Twenty immense pavilions flank a mile-long walkway at the fairgrounds in Milan. For the Salone del Mobile, each of them is teeming with booths showcasing thousands of new products, mostly furniture, but also lighting in this year of Euroluce, the bi-annual lighting exhibition. The official figures for the 2015 edition of the world’s biggest furniture fair, which runs through April 19, count 2,106 exhibitors spread out over 2 million square feet, plus 700 aspiring designers showing off their prototypes at the Salone Satellite. It is within this context that Dutch designer Hella Jongerius, together with design theorist Louise Schouwenberg, released the manifesto Beyond the New: A Search for Ideals in Design, where, among other things, they say, "design is not about products."
 
Walking through the Salone pavilions this year, the products on display are clearly not the protagonists of the show. Rather, the story of this edition revolves around the manufacturers—many of the major Italian players throughout the 54-year history of the fair finding themselves in a period of transition.
 
Manufacturers like Moroso and Cappellini, for years showstoppers at this event, were disappointing at best. After a downward spiral that saw once-innovative Driade, a producer of Philippe Starck's iconic early designs, face bankruptcy while turning out garish designs, the company showed restraint in its booth with minimalist projects by esteemed designers. It reintroduced shelving by Konstantin Grcic that had been out of production for years, and presented new work from David Chipperfield. The London-based architect, recently named artistic director for Driade, also designed the brand's new, smaller Milan flagship after it was forced to abandon its sprawling showroom on fashionable Via Manzoni.
 
Other companies continue to move, for better or worse, farther and farther away from their origins. Kartell, which made a name for itself for its groundbreaking use of plastics in furniture, these days seems focused on incorporating as many materials as possible in its products. Starting with fabrics several years back, Kartell this year showed pieces that alternately combine plastic with wood and ceramics. (Not to mention that its collection in recent years grew from furniture to include an expanded assortment of lighting, fashion, dinnerware, and now fragrances.) Alias, founded as a specialist in aluminum, showed tables combining concrete, wood, and glass.
 
Rumors persist that B&B Italia, which does not exhibit at the fair, is for sale.

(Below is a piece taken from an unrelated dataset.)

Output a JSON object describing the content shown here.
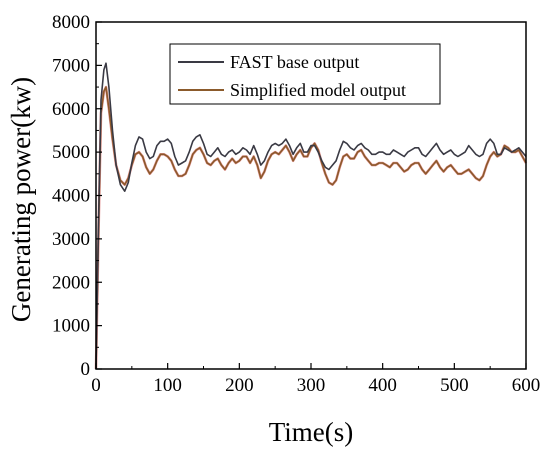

Small, family-run companies continue to be swallowed up by bigger outfits, either out of financial or competitive necessity, or lack of interest in the family business among younger generations.
 
Regarding the discipline of design, Jongerius and Schouwenberg say it "lacks an intimate interweaving of the values that once inspired designers, as well as the producers of their ideas." While there is no city poised to replace Milan as the worldwide center of design, the Italian furniture industry—for decades ranking alongside food, fashion, and fast cars as a major driver of the country's economy, and representing a means for connecting innovative designers with resourceful craftsmen—finds itself facing an uncertain future.